Get up and running with OntoMem in 5 minutes.

Installation

Using pip

pip install ontomem
uv add ontomem

Development Setup

# Clone the repository
git clone https://github.com/yifanfeng97/ontomem.git
cd ontomem

# Install with dev dependencies
uv sync --group dev

Your First Memory System

Step 1: Define Your Schema

from pydantic import BaseModel
from typing import List, Optional
from datetime import datetime

class ResearcherProfile(BaseModel):
    """A researcher's profile in your memory system."""
    name: str  # Will be the key
    affiliation: str
    research_interests: List[str]
    publications: List[str]
    last_updated: Optional[datetime] = None

Step 2: Initialize OntoMem

from ontomem import OMem, MergeStrategy
from langchain_openai import ChatOpenAI, OpenAIEmbeddings

# Create memory instance
memory = OMem(
    memory_schema=ResearcherProfile,
    key_extractor=lambda x: x.name,  # Use name as unique key
    llm_client=ChatOpenAI(model="gpt-4o"),
    embedder=OpenAIEmbeddings(),
    strategy_or_merger=MergeStrategy.MERGE_FIELD  # Start simple
)

Step 3: Add Data

# Add researcher profiles
memory.add(ResearcherProfile(
    name="Yann LeCun",
    affiliation="Meta AI",
    research_interests=["deep learning", "convolutional networks"],
    publications=["Backpropagation Applied to Handwritten Zip Code Recognition"]
))

memory.add(ResearcherProfile(
    name="Yoshua Bengio",
    affiliation="Mila",
    research_interests=["deep learning", "AI safety"],
    publications=["Learning Representations by Back-propagating Errors"]
))

Step 4: Query

# Get exact match
researcher = memory.get("Yann LeCun")
print(f"Found: {researcher.name}")
print(f"Interests: {researcher.research_interests}")
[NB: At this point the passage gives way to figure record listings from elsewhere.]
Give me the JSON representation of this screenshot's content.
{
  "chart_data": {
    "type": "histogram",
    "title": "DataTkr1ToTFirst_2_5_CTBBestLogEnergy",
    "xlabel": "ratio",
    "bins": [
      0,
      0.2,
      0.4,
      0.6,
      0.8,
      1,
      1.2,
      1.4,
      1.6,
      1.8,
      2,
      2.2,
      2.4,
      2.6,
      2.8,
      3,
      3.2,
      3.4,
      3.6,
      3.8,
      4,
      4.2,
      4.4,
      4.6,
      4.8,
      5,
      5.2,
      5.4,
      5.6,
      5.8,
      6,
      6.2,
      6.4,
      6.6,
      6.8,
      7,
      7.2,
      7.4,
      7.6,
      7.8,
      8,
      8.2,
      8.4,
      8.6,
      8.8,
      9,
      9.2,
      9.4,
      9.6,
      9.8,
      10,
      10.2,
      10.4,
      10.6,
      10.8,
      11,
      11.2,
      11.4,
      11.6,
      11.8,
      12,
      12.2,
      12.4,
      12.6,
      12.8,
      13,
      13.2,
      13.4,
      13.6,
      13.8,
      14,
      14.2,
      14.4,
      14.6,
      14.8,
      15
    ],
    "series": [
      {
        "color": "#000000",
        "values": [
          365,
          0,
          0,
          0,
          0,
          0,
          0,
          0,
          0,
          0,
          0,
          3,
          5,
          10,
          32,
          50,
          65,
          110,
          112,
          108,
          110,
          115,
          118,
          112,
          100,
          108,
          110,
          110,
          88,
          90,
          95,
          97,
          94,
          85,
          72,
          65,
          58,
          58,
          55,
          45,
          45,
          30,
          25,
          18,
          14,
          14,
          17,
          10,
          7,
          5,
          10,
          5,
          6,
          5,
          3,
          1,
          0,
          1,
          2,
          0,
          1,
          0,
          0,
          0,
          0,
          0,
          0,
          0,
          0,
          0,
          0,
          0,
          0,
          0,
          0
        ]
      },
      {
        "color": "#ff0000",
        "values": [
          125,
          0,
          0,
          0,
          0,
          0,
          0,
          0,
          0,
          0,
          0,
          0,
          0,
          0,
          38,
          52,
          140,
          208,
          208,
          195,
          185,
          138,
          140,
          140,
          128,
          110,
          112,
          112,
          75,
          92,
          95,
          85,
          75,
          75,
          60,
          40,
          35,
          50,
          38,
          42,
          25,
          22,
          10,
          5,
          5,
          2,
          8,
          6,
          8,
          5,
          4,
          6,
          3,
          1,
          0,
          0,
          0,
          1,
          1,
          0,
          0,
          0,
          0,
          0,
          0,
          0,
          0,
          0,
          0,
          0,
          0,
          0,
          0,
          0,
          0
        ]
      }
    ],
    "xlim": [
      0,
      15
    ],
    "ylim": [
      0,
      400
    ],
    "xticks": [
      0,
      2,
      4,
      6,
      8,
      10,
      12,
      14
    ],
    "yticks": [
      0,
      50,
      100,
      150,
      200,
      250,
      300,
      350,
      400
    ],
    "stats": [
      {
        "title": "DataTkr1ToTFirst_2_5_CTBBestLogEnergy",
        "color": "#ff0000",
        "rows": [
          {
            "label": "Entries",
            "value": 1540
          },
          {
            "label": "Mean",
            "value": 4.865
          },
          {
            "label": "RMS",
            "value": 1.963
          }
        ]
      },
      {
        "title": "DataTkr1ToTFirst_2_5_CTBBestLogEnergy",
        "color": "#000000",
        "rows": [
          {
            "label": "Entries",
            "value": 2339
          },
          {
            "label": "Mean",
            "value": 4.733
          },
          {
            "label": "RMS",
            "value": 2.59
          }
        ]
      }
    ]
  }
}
Auto-Consolidation Example

Here's where OntoMem shines—automatic merging of fragmented data:

# Day 1: You learn about Yann LeCun
memory.add(ResearcherProfile(
    name="Yann LeCun",
    affiliation="Meta AI",
    research_interests=["deep learning"],
    publications=["CNNs for Image Recognition"]
))

# Day 2: New information about the same person
memory.add(ResearcherProfile(
    name="Yann LeCun",
    affiliation="Meta AI",  # Same
    research_interests=["convolutional networks"],  # New detail
    publications=["Backpropagation Paper"]  # Additional paper
))

# Query the consolidated record
profile = memory.get("Yann LeCun")
print(profile.research_interests)
# Output: ["deep learning", "convolutional networks"]
# Output: ["CNNs for Image Recognition", "Backpropagation Paper"]
# Build vector index
memory.build_index()

# Now search by semantic meaning
results = memory.search("machine learning neural networks", top_k=5)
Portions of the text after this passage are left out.